Religiöse Praxis in Israel
Das Institut Guttmann für angewandte Sozialforschung kam anlaßlich einer Meinungsumfrage über die religiöse Praxis in Israel zu überraschenden Ergebnissen. Einige dieser, die uns auch überrascht haben, wollen
wir unseren Lesern nicht vorenthalten. Die israelischen Juden definieren sich:
- als streng die religiösen Vorschriften beachtend: 14 Prozent
- im großen und ganzen religiös: 24 Prozent
- genügend religiös: 40 Prozent
- nicht religiös: 20 Prozent
Eine Mesusa an der Tür ihrer Wohnung haben ungefähr 98 Prozent
Jom Kippur fasten 71 Prozent
78 Prozent nehmen an einem Sederabend zu Pessach teil
Die Chanukkakerzen zünden 72 Prozent an
91 Prozent halten die Gesetze des Trauerns für wichtig
92 Prozent lassen ihre Söhne beschneiden
83 Prozent der Söhne haben Bar Mizwa
87 Prozent heiraten nach religiösem Ritus
90 Prozent halten teilweise die Kaschrutregel
66 Prozent halten die Kaschrutregel streng ein
66 Prozent feiern den Schabbat nach einer mehr oder weniger rituellen Form
50 Prozent halten Freitag abend einen Kiddusch
50 Prozent können mit Sidur (Gebetsbuch) beten
45 Prozent gehen Samstag früh in die Synagoge, davon 23 Prozent regelmäßig und 22 Prozent gelegentlich
25 Prozent legen regelmäßig Tefillin (Gebetsriemen)

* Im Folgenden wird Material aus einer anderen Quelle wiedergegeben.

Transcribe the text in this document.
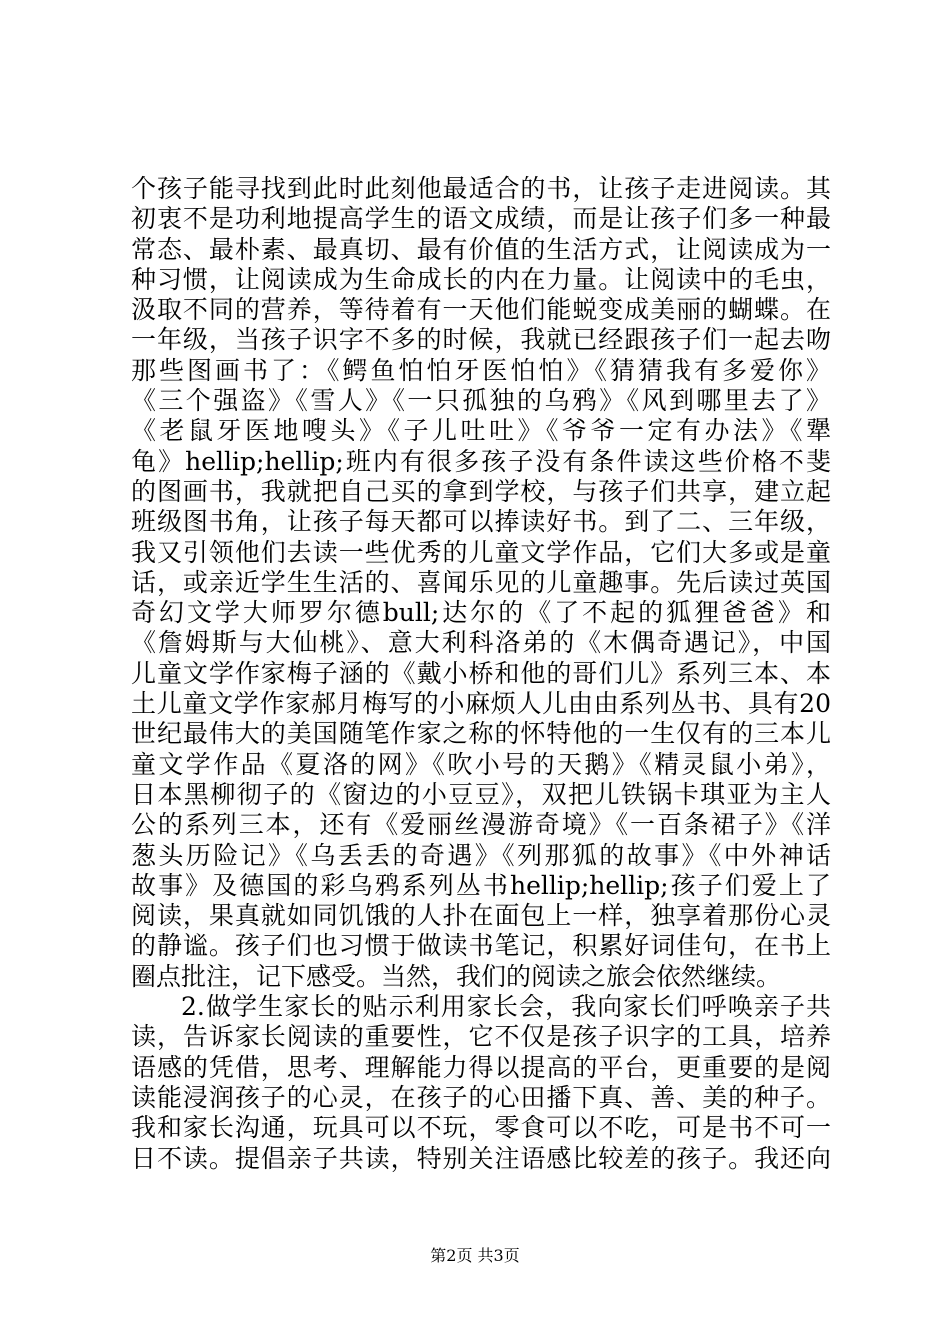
个孩子能寻找到此时此刻他最适合的书，让孩子走进阅读。其
初衷不是功利地提高学生的语文成绩，而是让孩子们多一种最
常态、最朴素、最真切、最有价值的生活方式，让阅读成为一
种习惯，让阅读成为生命成长的内在力量。让阅读中的毛虫，
汲取不同的营养，等待着有一天他们能蜕变成美丽的蝴蝶。在
一年级，当孩子识字不多的时候，我就已经跟孩子们一起去吻
那些图画书了：《鳄鱼怕怕牙医怕怕》《猜猜我有多爱你》
《三个强盗》《雪人》《一只孤独的乌鸦》《风到哪里去了》
《老鼠牙医地嗖头》《子儿吐吐》《爷爷一定有办法》《犟
龟》hellip;hellip;班内有很多孩子没有条件读这些价格不斐
的图画书，我就把自己买的拿到学校，与孩子们共享，建立起
班级图书角，让孩子每天都可以捧读好书。到了二、三年级，
我又引领他们去读一些优秀的儿童文学作品，它们大多或是童
话，或亲近学生生活的、喜闻乐见的儿童趣事。先后读过英国
奇幻文学大师罗尔德bull;达尔的《了不起的狐狸爸爸》和
《詹姆斯与大仙桃》、意大利科洛弟的《木偶奇遇记》，中国
儿童文学作家梅子涵的《戴小桥和他的哥们儿》系列三本、本
土儿童文学作家郝月梅写的小麻烦人儿由由系列丛书、具有20
世纪最伟大的美国随笔作家之称的怀特他的一生仅有的三本儿
童文学作品《夏洛的网》《吹小号的天鹅》《精灵鼠小弟》，
日本黑柳彻子的《窗边的小豆豆》，双把儿铁锅卡琪亚为主人
公的系列三本，还有《爱丽丝漫游奇境》《一百条裙子》《洋
葱头历险记》《乌丢丢的奇遇》《列那狐的故事》《中外神话
故事》及德国的彩乌鸦系列丛书hellip;hellip;孩子们爱上了
阅读，果真就如同饥饿的人扑在面包上一样，独享着那份心灵
的静谧。孩子们也习惯于做读书笔记，积累好词佳句，在书上
圈点批注，记下感受。当然，我们的阅读之旅会依然继续。
2.做学生家长的贴示利用家长会，我向家长们呼唤亲子共
读，告诉家长阅读的重要性，它不仅是孩子识字的工具，培养
语感的凭借，思考、理解能力得以提高的平台，更重要的是阅
读能浸润孩子的心灵，在孩子的心田播下真、善、美的种子。
我和家长沟通，玩具可以不玩，零食可以不吃，可是书不可一
日不读。提倡亲子共读，特别关注语感比较差的孩子。我还向
第2页 共3页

22 Prozent der Männer bedecken den Kopfständig
16 Prozent der Frauen besuchen die Mikwe (rituelles Bad) regelmäßig
Unter denen, die sich als „nicht religiös" definieren, meinen 39 Prozent, dass es für sie
wichtig wäre, den Schabbat in irgendeiner Form zu halten und 20 Prozent essen kein
Chamez zu Pessach. Die Meinungsforscher resümieren: Die israelische Gesellschaft
zeigt eine starke traditionelle Tendenz und man soll Voraussagen einer schnellen Polarisation misstrauen.